Luisterhouding en concentratie
Fluisterluister
Benodigdheden:
- Geen
Ga in de kring zitten. Het eerste kind bedenkt een woordje rondom feest en fluistert deze in het oor van het klasgenootje ernaast. Dit kind doet hetzelfde, net zolang totdat het woord de hele kring is door gefluisterd. Het laatste kind spreekt het woord hardop uit. Is het woord goed doorgekomen?
Waar is de toeter?
Benodigdheden:
- Een blinddoek
De kinderen zitten in een grote kring, op de grond. In het midden staat een kind met een blinddoek voor. Eén kind loopt buiten de kring rond en maakt een feesttoetergeluid.
Het kind in het midden van de kring blijft wijzen naar het geluid.

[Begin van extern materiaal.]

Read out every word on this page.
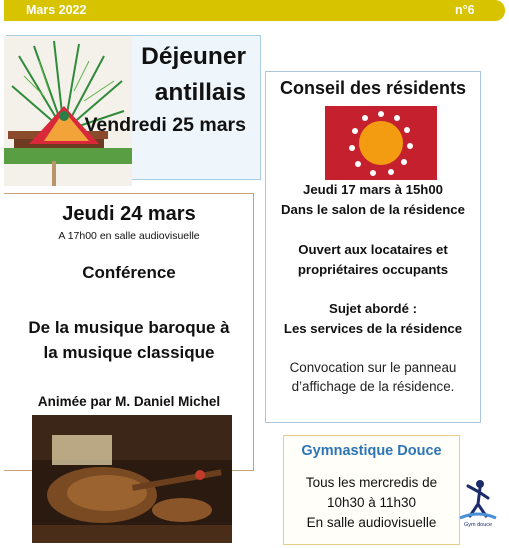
Mars 2022	n°6
Déjeuner
antillais
Vendredi 25 mars
Jeudi 24 mars
A 17h00 en salle audiovisuelle
Conférence
De la musique baroque à
la musique classique
Animée par M. Daniel Michel
Conseil des résidents
Jeudi 17 mars à 15h00
Dans le salon de la résidence
Ouvert aux locataires et
propriétaires occupants
Sujet abordé :
Les services de la résidence
Convocation sur le panneau
d’affichage de la résidence.
Gymnastique Douce
Tous les mercredis de
10h30 à 11h30
En salle audiovisuelle	Gym douce
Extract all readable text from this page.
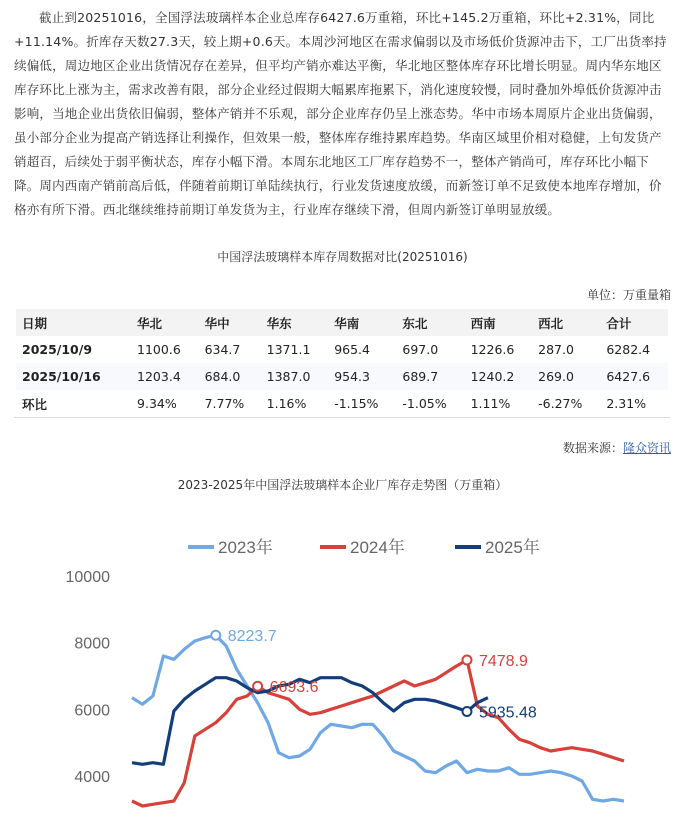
截止到20251016，全国浮法玻璃样本企业总库存6427.6万重箱，环比+145.2万重箱，环比+2.31%，同比+11.14%。折库存天数27.3天，较上期+0.6天。本周沙河地区在需求偏弱以及市场低价货源冲击下，工厂出货率持续偏低，周边地区企业出货情况存在差异，但平均产销亦难达平衡，华北地区整体库存环比增长明显。周内华东地区库存环比上涨为主，需求改善有限，部分企业经过假期大幅累库拖累下，消化速度较慢，同时叠加外埠低价货源冲击影响，当地企业出货依旧偏弱，整体产销并不乐观，部分企业库存仍呈上涨态势。华中市场本周原片企业出货偏弱，虽小部分企业为提高产销选择让利操作，但效果一般，整体库存维持累库趋势。华南区域里价相对稳健，上旬发货产销超百，后续处于弱平衡状态，库存小幅下滑。本周东北地区工厂库存趋势不一，整体产销尚可，库存环比小幅下降。周内西南产销前高后低，伴随着前期订单陆续执行，行业发货速度放缓，而新签订单不足致使本地库存增加，价格亦有所下滑。西北继续维持前期订单发货为主，行业库存继续下滑，但周内新签订单明显放缓。
中国浮法玻璃样本库存周数据对比(20251016)
单位：万重量箱
日期	华北	华中	华东	华南	东北	西南	西北	合计
2025/10/9	1100.6	634.7	1371.1	965.4	697.0	1226.6	287.0	6282.4
2025/10/16	1203.4	684.0	1387.0	954.3	689.7	1240.2	269.0	6427.6
环比	9.34%	7.77%	1.16%	-1.15%	-1.05%	1.11%	-6.27%	2.31%
数据来源：隆众资讯
2023-2025年中国浮法玻璃样本企业厂库存走势图（万重箱）
10000
8000
6000
4000
2023年	2024年	2025年
8223.7
6693.6
7478.9
5935.48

Wanneer de leerkracht “stop!” zegt, blijft de het kind staan en mag het kind met de blinddoek kijken of het de goede kant op wijst.
Vragen stellen
Benodigdheden:
- Een verhaaltje over feest
Lees een verhaaltje over feest voor. Stel er daarna vragen over.
Woordenlijst
Kinderen verwerven handelend en spelenderwijs nieuwe woorden die zich vastzetten in hun taalgeheugen en die ze van daaruit weer actief kunnen gaan gebruiken.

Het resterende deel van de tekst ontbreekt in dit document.